‘Stem cell therapy’ in media stories could refer to treatments such as bone marrow transplants that have been saving lives for years, experimental treatments that have potential, or dodgy treatments from snake oil merchants that are downright dangerous.
Who better to explain and champion their science than the scientists themselves? Respected and engaging scientists are stepping up for evidence-based science and medicine, and injecting some much needed facts into media stories.
There is a danger that if scientists don’t step up and fill the void, the snake oil merchants will, encouraging desperate people to sign up locally or travel overseas for expensive, experimental treatments.
The following people have seen the value in talking to the media about stem cell therapies, sorting the hype from the hope:
Austin Health director of paediatrics and respected epilepsy researcher Ingrid Scheffer is not a stem cell scientist as such, but she spoke up when she saw stem cells being used to treat epilepsy in a young child. Ingrid told the Herald Sun newspaper that there wasn’t enough scientific evidence to pursue stem cell treatment.
“I would be concerned it could do harm,” she told the newspaper.
Mel Thomson appreciates the importance of legitimate therapies and treatments for diseases. She’s a microbiologist at Deakin University, but she also suffers from tumefactive MS, a very rare form of the disease. Mel understands how people can be seduced by stem cell treatments as a potential cure for their ailment. Commenting on treatments that aren’t backed by science, such as homeopathy, she told the Geelong Advertiser “you shouldn’t need a PhD in medical research to be able to sort through it all but sadly I think you actually do.” Mel has also shared her story and her ‘quack busting’ efforts with ABC Lateline and through Twitter.
John Rasko from Centenary Institute and the University of Sydney, and Martin Pera, Stem Cells Australia program leader, went on SBS’s Insight to defend the science behind stem cell treatments, highlighting that many types of stem cell therapy are still experimental and it’s not known, in many cases, whether they’re safe or effective.

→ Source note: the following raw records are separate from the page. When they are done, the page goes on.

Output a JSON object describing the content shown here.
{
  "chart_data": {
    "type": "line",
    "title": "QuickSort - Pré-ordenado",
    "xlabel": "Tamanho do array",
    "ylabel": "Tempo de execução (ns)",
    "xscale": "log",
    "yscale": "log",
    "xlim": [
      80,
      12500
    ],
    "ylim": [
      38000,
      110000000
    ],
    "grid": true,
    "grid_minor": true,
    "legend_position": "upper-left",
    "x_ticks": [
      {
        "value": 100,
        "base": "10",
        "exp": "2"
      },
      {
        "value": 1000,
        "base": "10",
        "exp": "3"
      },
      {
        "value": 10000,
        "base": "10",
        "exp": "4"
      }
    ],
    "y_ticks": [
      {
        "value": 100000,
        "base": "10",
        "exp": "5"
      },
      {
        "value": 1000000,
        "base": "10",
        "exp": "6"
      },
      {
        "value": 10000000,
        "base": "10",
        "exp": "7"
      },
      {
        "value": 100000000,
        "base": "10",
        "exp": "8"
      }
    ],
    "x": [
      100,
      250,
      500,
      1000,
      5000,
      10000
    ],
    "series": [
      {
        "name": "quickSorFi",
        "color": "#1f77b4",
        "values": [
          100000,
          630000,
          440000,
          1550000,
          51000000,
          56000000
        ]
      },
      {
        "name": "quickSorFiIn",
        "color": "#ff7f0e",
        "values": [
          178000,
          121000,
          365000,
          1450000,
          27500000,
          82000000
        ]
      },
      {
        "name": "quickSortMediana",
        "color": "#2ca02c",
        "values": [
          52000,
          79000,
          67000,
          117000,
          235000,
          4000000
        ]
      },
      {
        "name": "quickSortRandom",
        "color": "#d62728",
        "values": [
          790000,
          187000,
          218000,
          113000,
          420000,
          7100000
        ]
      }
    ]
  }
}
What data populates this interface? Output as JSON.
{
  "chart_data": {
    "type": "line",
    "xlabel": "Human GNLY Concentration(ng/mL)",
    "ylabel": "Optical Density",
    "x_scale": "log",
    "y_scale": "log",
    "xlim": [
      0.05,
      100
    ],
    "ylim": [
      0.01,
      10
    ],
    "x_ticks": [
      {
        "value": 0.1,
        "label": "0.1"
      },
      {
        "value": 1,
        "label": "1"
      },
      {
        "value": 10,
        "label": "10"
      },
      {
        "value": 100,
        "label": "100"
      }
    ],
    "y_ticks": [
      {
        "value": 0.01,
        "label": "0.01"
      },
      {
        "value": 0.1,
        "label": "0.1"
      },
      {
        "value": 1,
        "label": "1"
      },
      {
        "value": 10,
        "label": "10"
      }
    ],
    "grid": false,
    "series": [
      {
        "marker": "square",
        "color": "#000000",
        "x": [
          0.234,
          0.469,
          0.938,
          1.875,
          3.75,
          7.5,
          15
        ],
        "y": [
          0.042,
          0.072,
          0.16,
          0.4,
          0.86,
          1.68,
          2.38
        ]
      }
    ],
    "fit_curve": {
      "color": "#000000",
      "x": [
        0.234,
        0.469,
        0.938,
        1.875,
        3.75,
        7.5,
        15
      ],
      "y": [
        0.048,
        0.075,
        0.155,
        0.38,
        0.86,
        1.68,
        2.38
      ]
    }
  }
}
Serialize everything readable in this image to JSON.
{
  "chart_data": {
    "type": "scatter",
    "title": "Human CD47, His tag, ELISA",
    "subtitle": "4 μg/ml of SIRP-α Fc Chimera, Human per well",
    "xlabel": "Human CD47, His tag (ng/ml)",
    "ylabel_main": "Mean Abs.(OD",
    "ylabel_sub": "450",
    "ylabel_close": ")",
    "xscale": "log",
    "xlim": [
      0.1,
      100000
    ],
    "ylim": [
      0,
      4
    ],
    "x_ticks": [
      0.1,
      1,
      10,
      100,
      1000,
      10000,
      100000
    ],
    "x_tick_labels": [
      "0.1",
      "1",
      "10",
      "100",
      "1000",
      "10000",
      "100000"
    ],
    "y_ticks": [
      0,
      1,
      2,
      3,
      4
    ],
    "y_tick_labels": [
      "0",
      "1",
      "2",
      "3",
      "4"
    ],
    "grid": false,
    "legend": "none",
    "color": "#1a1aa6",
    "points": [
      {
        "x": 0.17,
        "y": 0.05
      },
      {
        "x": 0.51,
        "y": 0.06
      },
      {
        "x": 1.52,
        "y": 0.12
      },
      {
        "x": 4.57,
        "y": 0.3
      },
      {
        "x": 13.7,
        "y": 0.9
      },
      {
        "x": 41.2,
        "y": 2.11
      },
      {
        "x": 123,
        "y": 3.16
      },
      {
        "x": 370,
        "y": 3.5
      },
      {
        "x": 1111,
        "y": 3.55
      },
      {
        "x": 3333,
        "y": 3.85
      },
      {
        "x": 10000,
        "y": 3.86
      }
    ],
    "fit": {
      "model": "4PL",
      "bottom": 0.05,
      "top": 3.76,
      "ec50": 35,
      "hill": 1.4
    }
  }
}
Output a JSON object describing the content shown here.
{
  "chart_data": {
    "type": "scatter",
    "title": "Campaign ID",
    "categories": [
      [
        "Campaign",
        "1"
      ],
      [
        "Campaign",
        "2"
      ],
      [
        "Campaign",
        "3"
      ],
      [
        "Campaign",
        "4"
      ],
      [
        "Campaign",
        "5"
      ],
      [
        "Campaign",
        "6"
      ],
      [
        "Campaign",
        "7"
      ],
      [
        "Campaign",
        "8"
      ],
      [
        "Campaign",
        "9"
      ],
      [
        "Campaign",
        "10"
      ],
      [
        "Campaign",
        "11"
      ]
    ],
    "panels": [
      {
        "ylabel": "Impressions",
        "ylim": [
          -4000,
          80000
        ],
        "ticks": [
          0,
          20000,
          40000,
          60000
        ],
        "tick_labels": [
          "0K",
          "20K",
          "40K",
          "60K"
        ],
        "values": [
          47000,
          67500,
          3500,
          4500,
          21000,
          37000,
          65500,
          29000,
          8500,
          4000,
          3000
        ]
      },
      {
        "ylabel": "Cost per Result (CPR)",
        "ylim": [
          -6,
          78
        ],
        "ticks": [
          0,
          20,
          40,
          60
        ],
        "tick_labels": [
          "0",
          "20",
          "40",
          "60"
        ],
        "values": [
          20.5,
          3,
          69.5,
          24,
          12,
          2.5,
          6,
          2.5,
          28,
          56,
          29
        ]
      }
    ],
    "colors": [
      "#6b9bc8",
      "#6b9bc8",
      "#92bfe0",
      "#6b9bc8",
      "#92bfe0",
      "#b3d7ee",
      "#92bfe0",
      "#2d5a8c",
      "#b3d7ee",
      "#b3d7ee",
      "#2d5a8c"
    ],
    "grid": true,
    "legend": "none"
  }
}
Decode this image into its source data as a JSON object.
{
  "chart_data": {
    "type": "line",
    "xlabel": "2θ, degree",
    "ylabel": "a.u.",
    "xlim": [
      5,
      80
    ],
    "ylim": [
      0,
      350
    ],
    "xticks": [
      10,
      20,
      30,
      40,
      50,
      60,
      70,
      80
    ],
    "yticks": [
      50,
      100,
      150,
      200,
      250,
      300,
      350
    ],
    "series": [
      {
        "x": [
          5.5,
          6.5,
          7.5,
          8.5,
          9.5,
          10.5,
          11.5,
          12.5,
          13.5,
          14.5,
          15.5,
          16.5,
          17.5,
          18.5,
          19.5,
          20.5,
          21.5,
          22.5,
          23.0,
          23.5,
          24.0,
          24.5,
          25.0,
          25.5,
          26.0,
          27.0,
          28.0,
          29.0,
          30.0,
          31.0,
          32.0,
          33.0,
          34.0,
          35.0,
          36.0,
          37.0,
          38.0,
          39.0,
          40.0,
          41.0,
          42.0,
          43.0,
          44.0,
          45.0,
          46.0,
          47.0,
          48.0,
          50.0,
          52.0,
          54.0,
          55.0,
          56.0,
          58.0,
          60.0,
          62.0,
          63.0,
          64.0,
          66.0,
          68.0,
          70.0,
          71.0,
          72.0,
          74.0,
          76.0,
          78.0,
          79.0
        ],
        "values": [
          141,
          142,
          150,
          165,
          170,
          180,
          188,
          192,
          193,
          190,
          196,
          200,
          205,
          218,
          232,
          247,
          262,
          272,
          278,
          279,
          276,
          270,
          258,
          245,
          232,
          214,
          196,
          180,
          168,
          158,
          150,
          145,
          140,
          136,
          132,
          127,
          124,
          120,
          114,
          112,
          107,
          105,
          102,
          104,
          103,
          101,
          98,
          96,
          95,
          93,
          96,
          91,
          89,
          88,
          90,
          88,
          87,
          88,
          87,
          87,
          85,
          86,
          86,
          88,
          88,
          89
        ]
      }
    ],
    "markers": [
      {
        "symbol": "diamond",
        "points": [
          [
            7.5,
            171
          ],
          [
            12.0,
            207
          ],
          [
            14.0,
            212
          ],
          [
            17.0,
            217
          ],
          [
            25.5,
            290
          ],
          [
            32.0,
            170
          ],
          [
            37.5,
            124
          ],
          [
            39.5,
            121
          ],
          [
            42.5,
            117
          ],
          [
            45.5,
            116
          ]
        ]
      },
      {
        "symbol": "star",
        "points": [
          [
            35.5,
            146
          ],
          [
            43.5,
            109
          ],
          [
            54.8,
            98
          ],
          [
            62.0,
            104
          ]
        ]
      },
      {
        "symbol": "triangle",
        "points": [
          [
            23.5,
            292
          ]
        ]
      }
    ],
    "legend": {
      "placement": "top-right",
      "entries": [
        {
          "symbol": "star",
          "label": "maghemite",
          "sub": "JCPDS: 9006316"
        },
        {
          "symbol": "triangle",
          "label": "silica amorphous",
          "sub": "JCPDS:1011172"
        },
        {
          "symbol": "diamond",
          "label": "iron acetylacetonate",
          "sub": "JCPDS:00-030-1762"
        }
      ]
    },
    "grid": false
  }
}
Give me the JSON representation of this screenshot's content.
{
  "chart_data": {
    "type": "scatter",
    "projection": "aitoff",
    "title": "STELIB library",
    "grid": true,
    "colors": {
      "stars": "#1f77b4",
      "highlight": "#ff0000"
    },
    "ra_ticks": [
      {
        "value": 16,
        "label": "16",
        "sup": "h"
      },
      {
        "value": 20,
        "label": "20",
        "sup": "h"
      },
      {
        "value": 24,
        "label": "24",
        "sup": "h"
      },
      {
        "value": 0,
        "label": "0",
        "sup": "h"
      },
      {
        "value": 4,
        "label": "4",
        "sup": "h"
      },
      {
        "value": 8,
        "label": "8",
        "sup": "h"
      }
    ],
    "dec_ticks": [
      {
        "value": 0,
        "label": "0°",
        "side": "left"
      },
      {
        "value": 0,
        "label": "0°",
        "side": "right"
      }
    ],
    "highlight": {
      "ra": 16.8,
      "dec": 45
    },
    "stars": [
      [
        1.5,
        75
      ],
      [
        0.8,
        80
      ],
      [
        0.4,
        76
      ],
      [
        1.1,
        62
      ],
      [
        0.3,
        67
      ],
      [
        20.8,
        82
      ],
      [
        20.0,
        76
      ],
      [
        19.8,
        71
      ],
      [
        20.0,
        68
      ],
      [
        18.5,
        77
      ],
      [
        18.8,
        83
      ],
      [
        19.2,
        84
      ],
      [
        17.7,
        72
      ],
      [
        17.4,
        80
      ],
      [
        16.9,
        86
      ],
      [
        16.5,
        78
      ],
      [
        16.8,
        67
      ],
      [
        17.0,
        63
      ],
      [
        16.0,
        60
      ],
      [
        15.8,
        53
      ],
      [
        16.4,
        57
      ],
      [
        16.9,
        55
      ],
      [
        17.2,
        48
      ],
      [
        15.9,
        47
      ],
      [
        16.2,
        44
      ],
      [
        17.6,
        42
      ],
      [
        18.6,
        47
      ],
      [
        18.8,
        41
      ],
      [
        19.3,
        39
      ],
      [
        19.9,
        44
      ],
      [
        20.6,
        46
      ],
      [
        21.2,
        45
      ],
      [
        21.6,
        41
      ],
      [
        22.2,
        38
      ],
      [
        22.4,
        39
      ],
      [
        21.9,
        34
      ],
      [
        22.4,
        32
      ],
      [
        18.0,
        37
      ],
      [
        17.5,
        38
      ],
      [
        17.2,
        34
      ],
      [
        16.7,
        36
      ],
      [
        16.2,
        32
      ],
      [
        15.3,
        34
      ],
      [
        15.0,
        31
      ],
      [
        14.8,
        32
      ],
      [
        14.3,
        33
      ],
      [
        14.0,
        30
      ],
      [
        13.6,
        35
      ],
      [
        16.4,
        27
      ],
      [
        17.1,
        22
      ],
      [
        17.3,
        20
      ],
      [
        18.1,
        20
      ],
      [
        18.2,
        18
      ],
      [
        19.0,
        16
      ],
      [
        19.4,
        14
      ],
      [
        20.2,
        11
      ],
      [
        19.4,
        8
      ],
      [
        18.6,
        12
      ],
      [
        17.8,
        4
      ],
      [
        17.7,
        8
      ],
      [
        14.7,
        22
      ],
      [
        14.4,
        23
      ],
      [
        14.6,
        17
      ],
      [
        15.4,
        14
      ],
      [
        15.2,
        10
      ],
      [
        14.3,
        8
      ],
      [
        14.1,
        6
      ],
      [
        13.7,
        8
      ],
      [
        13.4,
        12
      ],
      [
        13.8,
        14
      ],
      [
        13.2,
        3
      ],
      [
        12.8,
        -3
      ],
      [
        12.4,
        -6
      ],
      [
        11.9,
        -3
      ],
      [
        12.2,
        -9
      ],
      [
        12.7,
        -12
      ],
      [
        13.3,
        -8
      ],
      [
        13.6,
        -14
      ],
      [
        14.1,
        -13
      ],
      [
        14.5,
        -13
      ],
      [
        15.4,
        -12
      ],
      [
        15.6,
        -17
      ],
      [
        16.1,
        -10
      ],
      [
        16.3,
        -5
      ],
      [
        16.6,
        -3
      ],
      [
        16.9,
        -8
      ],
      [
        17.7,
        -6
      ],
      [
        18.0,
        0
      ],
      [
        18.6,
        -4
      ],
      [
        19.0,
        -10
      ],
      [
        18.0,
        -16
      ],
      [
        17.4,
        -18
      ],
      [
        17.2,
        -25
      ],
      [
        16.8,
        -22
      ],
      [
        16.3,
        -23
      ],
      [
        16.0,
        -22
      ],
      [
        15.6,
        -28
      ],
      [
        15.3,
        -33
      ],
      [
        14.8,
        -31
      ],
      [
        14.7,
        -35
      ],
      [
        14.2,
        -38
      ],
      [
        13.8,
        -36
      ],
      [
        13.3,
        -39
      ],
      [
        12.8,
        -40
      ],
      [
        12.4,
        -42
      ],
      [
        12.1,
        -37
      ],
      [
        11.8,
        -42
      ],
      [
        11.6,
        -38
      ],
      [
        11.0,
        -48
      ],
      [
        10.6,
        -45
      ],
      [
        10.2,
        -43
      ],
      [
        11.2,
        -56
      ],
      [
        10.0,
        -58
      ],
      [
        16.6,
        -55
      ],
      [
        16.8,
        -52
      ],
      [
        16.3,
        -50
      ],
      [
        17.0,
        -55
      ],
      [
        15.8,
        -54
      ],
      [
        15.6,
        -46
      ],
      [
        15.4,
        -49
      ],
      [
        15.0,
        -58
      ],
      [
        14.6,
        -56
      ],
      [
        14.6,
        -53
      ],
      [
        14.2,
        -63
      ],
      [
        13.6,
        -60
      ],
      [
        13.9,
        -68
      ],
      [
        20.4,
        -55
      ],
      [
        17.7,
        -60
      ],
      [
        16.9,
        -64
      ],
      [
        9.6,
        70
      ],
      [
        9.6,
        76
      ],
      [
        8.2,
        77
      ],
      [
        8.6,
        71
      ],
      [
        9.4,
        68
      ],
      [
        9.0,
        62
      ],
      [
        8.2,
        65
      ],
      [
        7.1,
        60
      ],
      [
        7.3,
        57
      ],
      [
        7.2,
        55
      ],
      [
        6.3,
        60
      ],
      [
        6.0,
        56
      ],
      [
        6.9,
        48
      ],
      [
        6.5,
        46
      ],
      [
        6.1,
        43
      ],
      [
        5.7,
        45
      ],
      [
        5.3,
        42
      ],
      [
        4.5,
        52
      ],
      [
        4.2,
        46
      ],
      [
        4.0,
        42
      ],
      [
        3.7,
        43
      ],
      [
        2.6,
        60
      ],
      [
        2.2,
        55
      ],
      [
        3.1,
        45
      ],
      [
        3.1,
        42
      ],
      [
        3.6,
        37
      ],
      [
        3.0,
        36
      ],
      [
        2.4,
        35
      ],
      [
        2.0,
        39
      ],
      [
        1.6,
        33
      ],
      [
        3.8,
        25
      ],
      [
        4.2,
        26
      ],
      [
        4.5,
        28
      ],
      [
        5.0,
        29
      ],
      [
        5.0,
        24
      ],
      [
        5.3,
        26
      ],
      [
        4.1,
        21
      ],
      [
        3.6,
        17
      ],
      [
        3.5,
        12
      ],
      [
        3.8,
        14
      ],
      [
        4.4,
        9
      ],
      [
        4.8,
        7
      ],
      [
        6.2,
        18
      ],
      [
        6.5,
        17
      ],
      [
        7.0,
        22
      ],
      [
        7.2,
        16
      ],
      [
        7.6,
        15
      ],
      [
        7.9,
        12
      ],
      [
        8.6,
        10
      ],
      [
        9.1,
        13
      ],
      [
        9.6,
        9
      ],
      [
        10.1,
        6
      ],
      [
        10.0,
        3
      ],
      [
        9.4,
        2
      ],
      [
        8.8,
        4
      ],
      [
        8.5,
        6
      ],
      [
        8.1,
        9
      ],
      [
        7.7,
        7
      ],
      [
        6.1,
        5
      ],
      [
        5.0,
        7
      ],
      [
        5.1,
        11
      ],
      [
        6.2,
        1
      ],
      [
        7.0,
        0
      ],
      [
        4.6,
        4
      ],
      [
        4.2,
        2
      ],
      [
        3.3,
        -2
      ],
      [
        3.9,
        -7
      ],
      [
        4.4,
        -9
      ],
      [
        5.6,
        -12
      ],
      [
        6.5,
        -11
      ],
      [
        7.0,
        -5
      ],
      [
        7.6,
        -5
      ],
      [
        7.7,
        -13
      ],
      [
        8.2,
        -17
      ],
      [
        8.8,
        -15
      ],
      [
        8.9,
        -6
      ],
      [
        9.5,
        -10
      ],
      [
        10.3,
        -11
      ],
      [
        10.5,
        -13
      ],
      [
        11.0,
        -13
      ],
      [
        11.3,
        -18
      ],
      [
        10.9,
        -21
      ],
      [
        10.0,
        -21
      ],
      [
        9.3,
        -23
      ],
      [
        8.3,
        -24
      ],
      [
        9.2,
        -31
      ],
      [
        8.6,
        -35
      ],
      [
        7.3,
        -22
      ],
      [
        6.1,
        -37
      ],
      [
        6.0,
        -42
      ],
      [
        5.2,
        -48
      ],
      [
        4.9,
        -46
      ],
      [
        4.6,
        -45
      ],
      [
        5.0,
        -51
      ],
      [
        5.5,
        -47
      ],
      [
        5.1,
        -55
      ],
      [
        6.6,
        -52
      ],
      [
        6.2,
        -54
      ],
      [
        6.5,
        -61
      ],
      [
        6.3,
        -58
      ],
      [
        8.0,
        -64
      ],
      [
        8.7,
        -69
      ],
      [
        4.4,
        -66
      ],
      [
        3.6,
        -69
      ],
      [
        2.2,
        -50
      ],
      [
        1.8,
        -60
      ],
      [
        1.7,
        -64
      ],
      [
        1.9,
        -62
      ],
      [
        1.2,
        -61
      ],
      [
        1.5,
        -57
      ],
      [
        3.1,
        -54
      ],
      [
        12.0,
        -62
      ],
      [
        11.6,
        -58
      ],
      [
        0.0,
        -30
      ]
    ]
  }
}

They also reiterated the problems with having celebrity endorsements and individual testimonials of success with stem cell treatments, rather than reporting on the results of well design studies that openly document the full range of patient outcomes, for better or worse. Megan Munsie from Stem Cells Australia and the University of Melbourne was also in the audience and provided important background information to the show’s producers. You can watch this episode of Insight here.
Martin has also spoken to the media about the lack of monitoring and reporting on adverse events around ‘autologous’ stem cell treatments (using a patient’s own stem cells) that are still experimental. In this article in the Sydney Morning Herald, Martin explains that Australia’s relaxed rules around this type of treatment opens up opportunities for ‘dodgy’ clinics that are in it for the money. “We want to see legitimate stem cell therapies tested in humans and succeed, there is no doubt about that, but there are proper channels to do that,” he says.
The Australian Academy of Science has also called for tighter regulations around stem cell therapies, which currently allow doctors to offer experimental stem cell treatments, provided they are using the patients’ own stem cells, usually obtained by liposuction. Last year, they put in a submission to the Therapeutic Goods Administration’s public consultation on stem cell treatments, as did the Foundation. You can download the Academy's submission here (pdf). Fellow Richard Harvey also spoke to the Australian Financial Review about Australia’s regulatory gaps.
The final word goes to Gordon Wallace from the ARC Centre of Excellence for Electromaterials Science at the University of Wollongong, who is developing 3D printers that can print with stem cells. Gordon often shares his science with the public through media interviews.
“There are undoubtedly safety and even ethical issues around these emerging technologies that we need to confront. What’s encouraging is that this generation of scientists that’s emerging is very familiar with those questions and keen to engage with all levels of the community to come up with the answers to those questions.“I think as scientists, engineers and clinicians, we all have a role to play in engaging with the community to make sure we confront the issues out there and not let the technology develop in isolation.”